Don’t blame me. I am proud to have voted Remain. With Windrush, anti-Semitic Labour and Brexit uniting the lot (The Yorkshire Post, April 30), I am ashamed of the squalid quagmire our country is becoming.

From: Peter Hyde, Driffield.

I HAVE to admit as a Tory voter of many, many, years standing, I am completely at a loss to understand the Government’s current thinking.

Crime, especially violent crime, is on the rise and yet the police have been starved of funding and crime goes undetected and unrecorded.

We are desperately short of NHS doctors and nurses and now trainee doctors from India are being refused visas to remain here to work in our overstretched NHS. Yet we still send money to China in so-called foreign aid. Will someone tell me why, or have I to vote for Jeremy Corbyn? Could he be worse?

Hanging on for call action

From: ME Wright, Harrogate.

I WISH I could share Tom Richmond’s seeming confidence in the outcome of the latest Parliamentary promises on nuisance phone calls (The Yorkshire Post, April 28). In one form or another, haven’t we been promised action for years? At least Macavity Grayling isn’t in charge of this, so perhaps there’s a glimmer of hope.

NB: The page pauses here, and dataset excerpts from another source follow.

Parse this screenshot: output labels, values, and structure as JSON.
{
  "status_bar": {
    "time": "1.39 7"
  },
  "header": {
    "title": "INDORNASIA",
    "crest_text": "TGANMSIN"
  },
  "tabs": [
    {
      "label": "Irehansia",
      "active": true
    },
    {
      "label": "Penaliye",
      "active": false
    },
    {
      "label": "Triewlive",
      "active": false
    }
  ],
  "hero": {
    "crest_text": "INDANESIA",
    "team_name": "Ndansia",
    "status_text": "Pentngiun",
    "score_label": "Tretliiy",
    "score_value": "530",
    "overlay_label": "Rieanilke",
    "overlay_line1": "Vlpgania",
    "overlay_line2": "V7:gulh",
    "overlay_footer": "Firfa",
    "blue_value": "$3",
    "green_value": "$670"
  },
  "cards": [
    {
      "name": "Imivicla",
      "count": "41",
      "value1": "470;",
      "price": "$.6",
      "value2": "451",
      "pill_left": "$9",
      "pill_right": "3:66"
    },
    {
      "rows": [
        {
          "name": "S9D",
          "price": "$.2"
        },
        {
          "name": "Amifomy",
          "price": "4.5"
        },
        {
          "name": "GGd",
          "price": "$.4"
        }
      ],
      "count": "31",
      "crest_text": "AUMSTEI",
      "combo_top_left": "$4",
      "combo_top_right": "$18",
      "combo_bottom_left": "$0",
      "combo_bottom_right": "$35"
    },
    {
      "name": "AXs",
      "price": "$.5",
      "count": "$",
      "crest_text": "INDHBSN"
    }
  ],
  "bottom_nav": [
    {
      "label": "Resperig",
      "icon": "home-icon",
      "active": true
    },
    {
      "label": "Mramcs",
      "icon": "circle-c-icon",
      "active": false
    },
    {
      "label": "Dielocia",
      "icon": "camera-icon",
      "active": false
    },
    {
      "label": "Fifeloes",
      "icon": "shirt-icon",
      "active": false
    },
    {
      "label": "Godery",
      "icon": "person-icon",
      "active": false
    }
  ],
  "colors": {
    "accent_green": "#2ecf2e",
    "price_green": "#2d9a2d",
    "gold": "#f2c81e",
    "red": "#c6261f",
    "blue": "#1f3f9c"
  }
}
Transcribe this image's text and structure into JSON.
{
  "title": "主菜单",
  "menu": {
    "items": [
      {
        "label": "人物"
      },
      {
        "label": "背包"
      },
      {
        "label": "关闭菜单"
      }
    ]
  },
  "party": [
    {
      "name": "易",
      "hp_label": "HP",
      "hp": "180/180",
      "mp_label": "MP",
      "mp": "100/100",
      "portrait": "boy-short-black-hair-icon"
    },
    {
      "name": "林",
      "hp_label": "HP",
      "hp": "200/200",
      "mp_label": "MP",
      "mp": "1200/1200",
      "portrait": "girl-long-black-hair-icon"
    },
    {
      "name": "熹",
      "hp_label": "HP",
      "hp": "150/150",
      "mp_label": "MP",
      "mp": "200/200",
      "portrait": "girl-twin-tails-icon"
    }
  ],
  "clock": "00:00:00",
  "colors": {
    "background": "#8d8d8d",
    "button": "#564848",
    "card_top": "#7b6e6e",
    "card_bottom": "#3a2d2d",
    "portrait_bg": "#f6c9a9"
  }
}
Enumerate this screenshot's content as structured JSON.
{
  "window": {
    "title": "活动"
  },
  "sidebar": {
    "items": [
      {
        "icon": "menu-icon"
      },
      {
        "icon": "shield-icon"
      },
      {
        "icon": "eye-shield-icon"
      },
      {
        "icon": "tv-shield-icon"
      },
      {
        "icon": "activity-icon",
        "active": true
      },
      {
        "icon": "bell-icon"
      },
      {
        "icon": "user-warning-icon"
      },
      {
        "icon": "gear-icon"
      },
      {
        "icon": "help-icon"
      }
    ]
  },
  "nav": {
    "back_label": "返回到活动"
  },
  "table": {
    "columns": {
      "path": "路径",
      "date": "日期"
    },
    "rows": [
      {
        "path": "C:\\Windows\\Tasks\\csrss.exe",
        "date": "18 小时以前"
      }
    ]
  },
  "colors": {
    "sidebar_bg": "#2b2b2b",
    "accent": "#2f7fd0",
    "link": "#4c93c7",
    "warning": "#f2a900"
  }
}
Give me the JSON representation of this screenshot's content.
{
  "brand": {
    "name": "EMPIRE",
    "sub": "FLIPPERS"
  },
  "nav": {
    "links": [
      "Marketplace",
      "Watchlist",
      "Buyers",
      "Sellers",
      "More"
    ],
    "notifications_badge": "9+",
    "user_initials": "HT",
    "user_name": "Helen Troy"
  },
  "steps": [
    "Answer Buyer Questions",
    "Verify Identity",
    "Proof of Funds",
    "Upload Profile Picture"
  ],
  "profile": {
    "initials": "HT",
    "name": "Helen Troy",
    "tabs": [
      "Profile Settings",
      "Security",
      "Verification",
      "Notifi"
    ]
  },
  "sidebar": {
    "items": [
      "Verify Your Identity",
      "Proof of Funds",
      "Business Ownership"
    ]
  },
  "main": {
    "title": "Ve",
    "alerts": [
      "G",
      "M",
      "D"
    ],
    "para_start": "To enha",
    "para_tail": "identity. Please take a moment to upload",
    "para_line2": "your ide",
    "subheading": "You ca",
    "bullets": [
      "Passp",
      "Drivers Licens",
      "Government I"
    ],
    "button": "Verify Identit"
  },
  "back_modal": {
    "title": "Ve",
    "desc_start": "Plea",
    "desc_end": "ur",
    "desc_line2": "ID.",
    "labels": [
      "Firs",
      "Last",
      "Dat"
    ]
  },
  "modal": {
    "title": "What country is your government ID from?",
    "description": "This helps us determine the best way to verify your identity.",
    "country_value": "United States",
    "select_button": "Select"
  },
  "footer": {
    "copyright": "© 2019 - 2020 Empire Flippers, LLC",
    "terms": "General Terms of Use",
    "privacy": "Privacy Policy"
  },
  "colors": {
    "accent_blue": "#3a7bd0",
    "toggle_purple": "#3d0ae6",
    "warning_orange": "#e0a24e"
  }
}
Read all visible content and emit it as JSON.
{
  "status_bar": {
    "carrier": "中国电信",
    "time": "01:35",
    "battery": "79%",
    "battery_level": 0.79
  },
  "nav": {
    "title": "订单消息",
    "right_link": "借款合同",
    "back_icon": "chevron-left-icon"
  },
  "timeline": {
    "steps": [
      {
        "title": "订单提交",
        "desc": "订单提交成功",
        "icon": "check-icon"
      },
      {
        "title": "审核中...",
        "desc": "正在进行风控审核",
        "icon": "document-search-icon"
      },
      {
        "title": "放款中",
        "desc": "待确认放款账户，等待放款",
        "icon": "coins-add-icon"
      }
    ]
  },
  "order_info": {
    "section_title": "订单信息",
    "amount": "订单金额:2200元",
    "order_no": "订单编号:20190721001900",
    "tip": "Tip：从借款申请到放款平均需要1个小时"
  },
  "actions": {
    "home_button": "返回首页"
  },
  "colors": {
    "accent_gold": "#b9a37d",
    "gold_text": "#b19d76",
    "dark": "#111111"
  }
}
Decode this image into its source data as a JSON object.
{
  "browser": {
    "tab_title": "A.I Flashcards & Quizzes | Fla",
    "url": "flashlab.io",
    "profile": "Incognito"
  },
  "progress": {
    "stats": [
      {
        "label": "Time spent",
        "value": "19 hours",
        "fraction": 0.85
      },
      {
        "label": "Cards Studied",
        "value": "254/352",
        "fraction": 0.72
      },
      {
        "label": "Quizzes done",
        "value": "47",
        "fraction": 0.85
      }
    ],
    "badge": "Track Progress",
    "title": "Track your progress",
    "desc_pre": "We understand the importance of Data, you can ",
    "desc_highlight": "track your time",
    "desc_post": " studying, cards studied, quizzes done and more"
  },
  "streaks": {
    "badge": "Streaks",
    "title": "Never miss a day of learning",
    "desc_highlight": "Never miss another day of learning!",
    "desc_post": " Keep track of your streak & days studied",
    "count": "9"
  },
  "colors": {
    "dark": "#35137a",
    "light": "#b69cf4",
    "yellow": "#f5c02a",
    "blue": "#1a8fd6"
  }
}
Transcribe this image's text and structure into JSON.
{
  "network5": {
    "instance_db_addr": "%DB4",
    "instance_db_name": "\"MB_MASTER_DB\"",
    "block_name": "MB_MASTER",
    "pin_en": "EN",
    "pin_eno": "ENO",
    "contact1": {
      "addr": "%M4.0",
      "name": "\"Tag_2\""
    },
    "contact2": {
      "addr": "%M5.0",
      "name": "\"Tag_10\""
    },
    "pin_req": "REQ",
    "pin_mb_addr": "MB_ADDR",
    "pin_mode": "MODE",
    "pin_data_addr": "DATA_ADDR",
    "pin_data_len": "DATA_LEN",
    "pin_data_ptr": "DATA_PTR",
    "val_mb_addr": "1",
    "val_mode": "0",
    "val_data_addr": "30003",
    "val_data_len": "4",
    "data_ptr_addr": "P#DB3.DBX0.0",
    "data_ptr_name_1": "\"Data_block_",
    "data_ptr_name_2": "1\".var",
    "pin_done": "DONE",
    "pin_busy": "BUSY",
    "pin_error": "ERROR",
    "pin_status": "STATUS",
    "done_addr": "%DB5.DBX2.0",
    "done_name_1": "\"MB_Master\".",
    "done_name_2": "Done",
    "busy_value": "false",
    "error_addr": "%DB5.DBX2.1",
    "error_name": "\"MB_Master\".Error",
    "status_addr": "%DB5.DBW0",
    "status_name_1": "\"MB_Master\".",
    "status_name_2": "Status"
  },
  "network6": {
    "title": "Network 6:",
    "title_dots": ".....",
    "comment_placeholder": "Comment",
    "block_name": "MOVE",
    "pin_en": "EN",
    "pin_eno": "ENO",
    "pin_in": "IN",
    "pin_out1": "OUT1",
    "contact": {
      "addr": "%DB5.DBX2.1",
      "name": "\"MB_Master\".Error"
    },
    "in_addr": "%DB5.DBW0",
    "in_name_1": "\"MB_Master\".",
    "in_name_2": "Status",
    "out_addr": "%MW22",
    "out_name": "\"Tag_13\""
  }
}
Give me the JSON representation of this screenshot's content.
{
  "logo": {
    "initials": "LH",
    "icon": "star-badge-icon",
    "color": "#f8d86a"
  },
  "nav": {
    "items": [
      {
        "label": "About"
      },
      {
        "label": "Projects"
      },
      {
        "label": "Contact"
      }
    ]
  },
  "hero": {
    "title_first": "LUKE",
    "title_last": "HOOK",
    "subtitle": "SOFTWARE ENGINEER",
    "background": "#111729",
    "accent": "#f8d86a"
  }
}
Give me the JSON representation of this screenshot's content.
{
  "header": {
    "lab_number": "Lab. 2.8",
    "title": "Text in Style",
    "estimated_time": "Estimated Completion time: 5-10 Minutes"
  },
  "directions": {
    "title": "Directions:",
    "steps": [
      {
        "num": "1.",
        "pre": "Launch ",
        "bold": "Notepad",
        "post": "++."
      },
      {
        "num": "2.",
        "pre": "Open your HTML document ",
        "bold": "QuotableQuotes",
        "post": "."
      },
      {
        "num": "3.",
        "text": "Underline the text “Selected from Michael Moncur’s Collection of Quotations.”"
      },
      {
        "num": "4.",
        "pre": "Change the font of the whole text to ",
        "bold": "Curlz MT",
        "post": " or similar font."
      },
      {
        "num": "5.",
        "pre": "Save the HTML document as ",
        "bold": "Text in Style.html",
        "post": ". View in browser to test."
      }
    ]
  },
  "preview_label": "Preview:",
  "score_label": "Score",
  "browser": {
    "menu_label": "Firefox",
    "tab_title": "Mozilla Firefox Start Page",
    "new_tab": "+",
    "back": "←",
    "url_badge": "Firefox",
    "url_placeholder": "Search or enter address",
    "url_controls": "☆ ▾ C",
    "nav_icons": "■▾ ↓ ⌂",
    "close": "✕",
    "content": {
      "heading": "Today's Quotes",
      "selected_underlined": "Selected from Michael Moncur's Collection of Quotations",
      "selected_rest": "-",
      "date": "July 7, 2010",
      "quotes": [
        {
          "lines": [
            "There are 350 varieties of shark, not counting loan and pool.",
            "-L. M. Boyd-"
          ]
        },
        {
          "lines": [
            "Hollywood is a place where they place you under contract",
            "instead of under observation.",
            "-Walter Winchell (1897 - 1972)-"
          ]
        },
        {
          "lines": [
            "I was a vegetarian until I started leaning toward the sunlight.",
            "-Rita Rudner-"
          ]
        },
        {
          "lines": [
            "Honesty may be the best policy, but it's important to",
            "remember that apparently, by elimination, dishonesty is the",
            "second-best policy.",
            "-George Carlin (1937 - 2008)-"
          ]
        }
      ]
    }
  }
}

For several years my daytime callers have been greeted with an answerphone message, asking them to identify themselves and if there’s no response, to leave a message. If I recognise the caller, I answer. What I assume to be nuisance callers, simply hang up.

Slow pleasure of poetry

From: Moira Flynn, Garforth.

I ENJOYED Ian McMillan’s column about the different kind of pleasure reading poetry gives because it requires slowing down and savouring the words.

It reminded me of an installation at the Yorkshire Sculpture Park which I enjoyed over several visits. It was a greenhouse of terracotta pots growing poems on plant labels, one per pot, all topped off nicely with gravel! Each one was arranged around the name of a plant running vertically through the poem, I think the form was called a mesostic?

Time to get tough on litter

From: Mrs Margaret Foster, Garforth.

PHIL Penfold’s article on litter really struck a chord with me (The Yorkshire Post, April 28). On a recent journey to the Peak District, we stopped at a picturesque viewpoint on Mortimer Road (still in Yorkshire), to be greeted by mainly plastic detritus, including someone’s lunchbox half-full of decaying food.

It’s about time that littering, once again, becomes socially unacceptable. Attitudes need to change, I was taught, and in turn taught my children, not to litter; in modern parlance, it’s a “no-brainer”.

Not so cross about puzzle

From: Malcolm Smith, Scarcroft.

I NOTE that the quick crossword now appears on the top right of the page, which makes it easy to tear out and copy. If my previous email was a contributor, many thanks for taking note, it is much appreciated and reduces the cross words in the Smith household!

From: Henry Cobden, Ilkley.

MAY I offer my sincere thanks for acting on my request to move the quick crossword to a different position on the puzzle page. It is now far more convenient and falls into place much more easily.

From: Barry Foster, High Stakesby, Whitby.

THANK you for moving the crossword. Really appreciated.